Here's an example code snippet:

import pandas as pd
import joblib
from sklearn.preprocessing import StandardScaler
from sklearn.compose import ColumnTransformer
from sklearn.preprocessing import OneHotEncoder
import numpy as np

# Load the trained model
model = joblib.load('path_to_your_model/model.joblib')

# Load the dataset
data = pd.read_csv('path_to_your_dataset/dataset.csv')

# Normalize numeric columns
numeric_cols = ['cons_12m', 'cons_gas_12m', 'cons_last_month', 'forecast_cons_12m', 
                'forecast_cons_year', 'forecast_meter_rent_12m', 'imp_cons', 'net_margin']

scaler = StandardScaler()
data[numeric_cols] = scaler.fit_transform(data[numeric_cols])

# One-hot encode categorical columns
categorical_cols = ['categorical_col1', 'categorical_col2', ...]  # Add your categorical columns here e.g. ('sales_channels', 'origin_up')
data = pd.get_dummies(data, columns=categorical_cols)
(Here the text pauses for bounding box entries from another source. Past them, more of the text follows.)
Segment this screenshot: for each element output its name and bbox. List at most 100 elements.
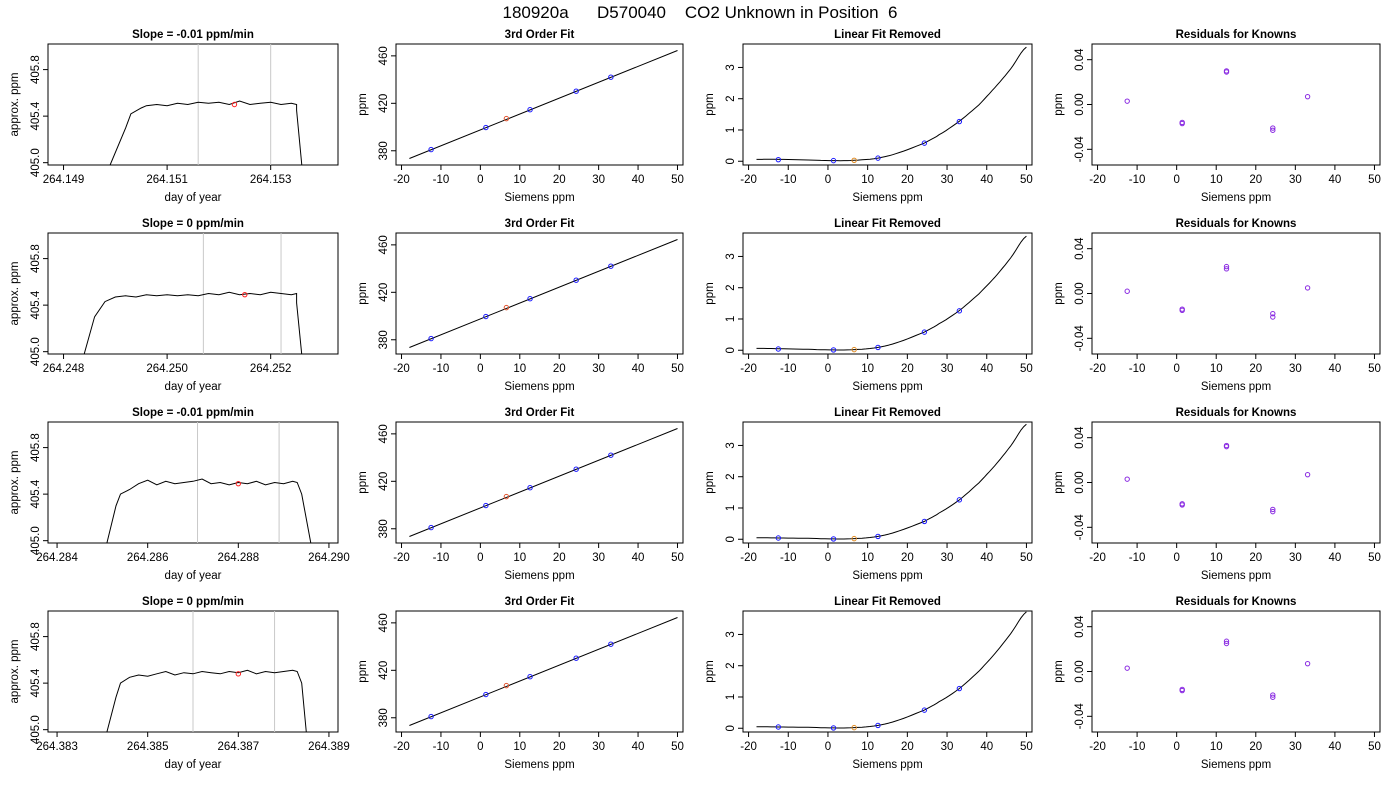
x-tick-label: 30 bbox=[941, 363, 954, 375]
known-point bbox=[428, 524, 434, 531]
x-tick-label: 40 bbox=[632, 363, 645, 375]
y-tick-label: 2 bbox=[725, 96, 737, 102]
x-tick-label: 20 bbox=[901, 552, 914, 564]
x-tick-label: 10 bbox=[861, 741, 874, 753]
plot-frame bbox=[395, 232, 684, 355]
y-tick-label: 420 bbox=[378, 472, 390, 491]
chart-panel: 3rd Order Fit -20 -10 0 10 20 30 40 50 380 420 460 S… bbox=[357, 596, 684, 771]
known-point bbox=[875, 722, 881, 729]
chart-panel: 3rd Order Fit -20 -10 0 10 20 30 40 50 380 420 460 S… bbox=[357, 407, 684, 582]
known-point bbox=[921, 518, 928, 525]
y-axis-label: ppm bbox=[704, 93, 716, 115]
plot-area bbox=[756, 423, 1027, 542]
x-tick-label: 20 bbox=[553, 174, 566, 186]
known-point bbox=[775, 535, 782, 541]
plot-frame bbox=[47, 232, 339, 355]
unknown-point bbox=[503, 493, 510, 500]
x-tick-label: 20 bbox=[1249, 741, 1262, 753]
x-tick-label: -10 bbox=[1129, 741, 1146, 753]
plot-frame bbox=[742, 232, 1033, 355]
y-axis-label: ppm bbox=[357, 93, 369, 115]
plot-area bbox=[756, 46, 1027, 164]
known-point bbox=[775, 724, 782, 730]
x-tick-label: 20 bbox=[1249, 552, 1262, 564]
known-point bbox=[956, 497, 963, 503]
x-tick-label: 50 bbox=[671, 552, 684, 564]
residual-point bbox=[1270, 694, 1276, 700]
x-tick-label: 30 bbox=[941, 741, 954, 753]
x-tick-label: 0 bbox=[825, 174, 831, 186]
plot-area bbox=[1124, 263, 1311, 320]
x-tick-label: -10 bbox=[433, 741, 450, 753]
known-point bbox=[527, 107, 533, 113]
x-tick-label: 264.389 bbox=[308, 741, 350, 753]
chart-panel: Residuals for Knowns -20 -10 0 10 20 30 40 50 -0.… bbox=[1053, 29, 1381, 204]
x-tick-label: 50 bbox=[1020, 174, 1033, 186]
y-tick-label: 420 bbox=[378, 94, 390, 113]
x-tick-label: 50 bbox=[671, 174, 684, 186]
x-tick-label: 10 bbox=[861, 174, 874, 186]
fit-line bbox=[409, 617, 678, 726]
fit-curve bbox=[756, 46, 1027, 162]
residual-point bbox=[1179, 687, 1185, 694]
y-tick-label: 380 bbox=[378, 519, 390, 538]
y-tick-label: 405.8 bbox=[30, 433, 42, 462]
x-tick-label: 20 bbox=[553, 741, 566, 753]
x-tick-label: 264.385 bbox=[127, 741, 169, 753]
plot-area bbox=[756, 611, 1027, 731]
chart-title: 3rd Order Fit bbox=[505, 29, 575, 41]
known-point bbox=[527, 674, 533, 680]
residual-point bbox=[1179, 502, 1185, 508]
x-axis-label: Siemens ppm bbox=[852, 759, 922, 771]
x-tick-label: 50 bbox=[1020, 363, 1033, 375]
x-tick-label: 0 bbox=[825, 552, 831, 564]
x-tick-label: 0 bbox=[825, 741, 831, 753]
x-tick-label: 20 bbox=[1249, 174, 1262, 186]
y-tick-label: 405.4 bbox=[30, 290, 42, 319]
y-tick-label: 3 bbox=[725, 631, 737, 637]
x-tick-label: 0 bbox=[825, 363, 831, 375]
y-tick-label: 0.00 bbox=[1074, 660, 1086, 682]
trace-marker bbox=[242, 291, 248, 298]
plot-area bbox=[106, 422, 312, 543]
x-tick-label: 10 bbox=[1210, 363, 1223, 375]
known-point bbox=[527, 296, 533, 302]
x-axis-label: Siemens ppm bbox=[1201, 381, 1271, 393]
y-tick-label: 0.00 bbox=[1074, 471, 1086, 493]
x-tick-label: 10 bbox=[1210, 552, 1223, 564]
x-tick-label: 10 bbox=[861, 363, 874, 375]
x-tick-label: 50 bbox=[1020, 552, 1033, 564]
x-tick-label: 264.250 bbox=[146, 363, 188, 375]
x-tick-label: -10 bbox=[1129, 552, 1146, 564]
x-axis-label: Siemens ppm bbox=[852, 570, 922, 582]
y-axis-label: ppm bbox=[1053, 93, 1065, 115]
y-tick-label: 0.04 bbox=[1074, 426, 1086, 449]
fit-curve bbox=[756, 423, 1027, 540]
fit-curve bbox=[756, 611, 1027, 729]
y-tick-label: 0.04 bbox=[1074, 48, 1086, 71]
known-point bbox=[527, 485, 533, 491]
plot-frame bbox=[742, 610, 1033, 733]
x-tick-label: -20 bbox=[740, 741, 757, 753]
unknown-point bbox=[503, 304, 510, 311]
x-tick-label: 20 bbox=[901, 363, 914, 375]
residual-point bbox=[1304, 471, 1311, 478]
y-tick-label: 1 bbox=[725, 505, 737, 511]
x-tick-label: -10 bbox=[1129, 174, 1146, 186]
x-tick-label: -20 bbox=[740, 552, 757, 564]
x-tick-label: 50 bbox=[1368, 741, 1381, 753]
residual-point bbox=[1304, 285, 1311, 291]
known-point bbox=[921, 140, 928, 146]
residual-point bbox=[1270, 508, 1276, 515]
known-point bbox=[573, 466, 579, 472]
x-tick-label: 40 bbox=[980, 741, 993, 753]
x-tick-label: 20 bbox=[553, 363, 566, 375]
chart-panel: Residuals for Knowns -20 -10 0 10 20 30 40 50 -0.… bbox=[1053, 596, 1381, 771]
fit-line bbox=[409, 239, 678, 348]
chart-panel: Slope = -0.01 ppm/min 264.149 264.151 264.1… bbox=[9, 29, 339, 204]
trace-line bbox=[109, 100, 303, 165]
chart-title: Residuals for Knowns bbox=[1176, 407, 1297, 419]
residual-point bbox=[1270, 127, 1276, 133]
known-point bbox=[608, 74, 614, 80]
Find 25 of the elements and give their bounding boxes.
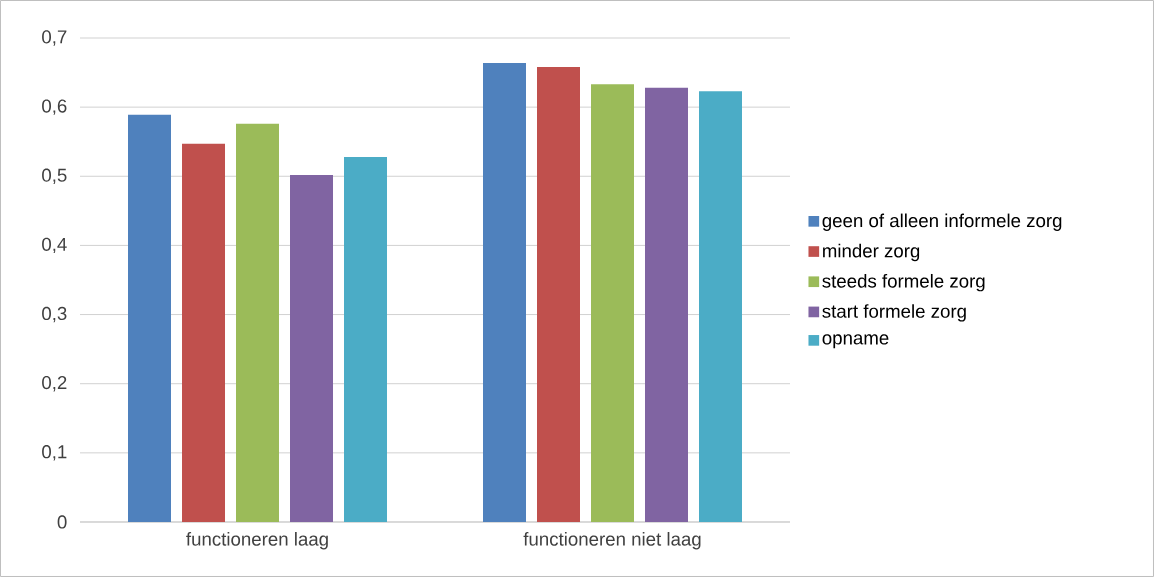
bar [182, 143, 226, 522]
bar [699, 91, 742, 522]
y-tick-label: 0,6 [42, 99, 67, 115]
y-tick-label: 0,2 [42, 375, 67, 392]
y-tick-label: 0,3 [42, 306, 67, 323]
x-tick-label: functioneren niet laag [523, 532, 701, 550]
legend-label: geen of alleen informele zorg [822, 213, 1062, 231]
y-tick-label: 0 [57, 515, 67, 529]
bar [483, 62, 526, 522]
legend-label: steeds formele zorg [822, 273, 985, 292]
bar [591, 84, 634, 522]
x-tick-label: functioneren laag [186, 532, 328, 550]
bar [290, 174, 334, 522]
legend-label: minder zorg [823, 243, 920, 262]
y-tick-label: 0,7 [42, 30, 67, 46]
bar [537, 67, 580, 522]
bar [645, 87, 688, 522]
y-tick-label: 0,4 [42, 237, 67, 254]
y-tick-label: 0,1 [42, 445, 67, 461]
bar [236, 123, 279, 522]
bar [344, 156, 387, 522]
y-tick-label: 0,5 [42, 168, 67, 184]
bar [128, 114, 171, 522]
legend-label: start formele zorg [822, 304, 966, 322]
legend-label: opname [822, 334, 889, 349]
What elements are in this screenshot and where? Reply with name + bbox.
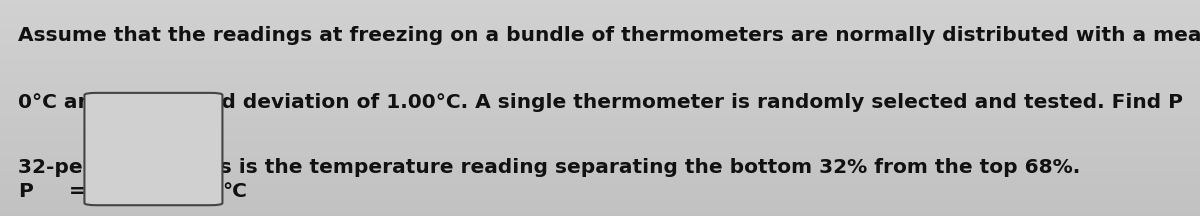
- FancyBboxPatch shape: [84, 93, 222, 205]
- Text: =: =: [62, 182, 86, 201]
- Text: 0°C and a standard deviation of 1.00°C. A single thermometer is randomly selecte: 0°C and a standard deviation of 1.00°C. …: [18, 93, 1183, 112]
- Text: 32-percentile. This is the temperature reading separating the bottom 32% from th: 32-percentile. This is the temperature r…: [18, 158, 1080, 177]
- Text: °C: °C: [222, 182, 247, 201]
- Text: P: P: [18, 182, 32, 201]
- Text: Assume that the readings at freezing on a bundle of thermometers are normally di: Assume that the readings at freezing on …: [18, 26, 1200, 45]
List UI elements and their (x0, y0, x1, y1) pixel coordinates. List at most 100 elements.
# Log10 transformation for columns with high skewness
skewed_cols = ['cons_12m', 'cons_gas_12m', 'cons_last_month', 'forecast_cons_12m', 
               'forecast_cons_year', 'forecast_meter_rent_12m', 'imp_cons', 'net_margin']
data[skewed_cols] = np.log10(data[skewed_cols] + 1)

# Prepare the input features
X = data.drop(columns=['churn_label'])  # Assuming 'churn_label' is the target column

# Make predictions
y_pred = model.predict(X)

# Print predictions
print(y_pred)

Replace 'path_to_your_model/model.joblib' and 'path_to_your_dataset/dataset.csv' with the actual paths to your trained model and dataset files, respectively. Also, update categorical_cols with the actual categorical columns from your dataset.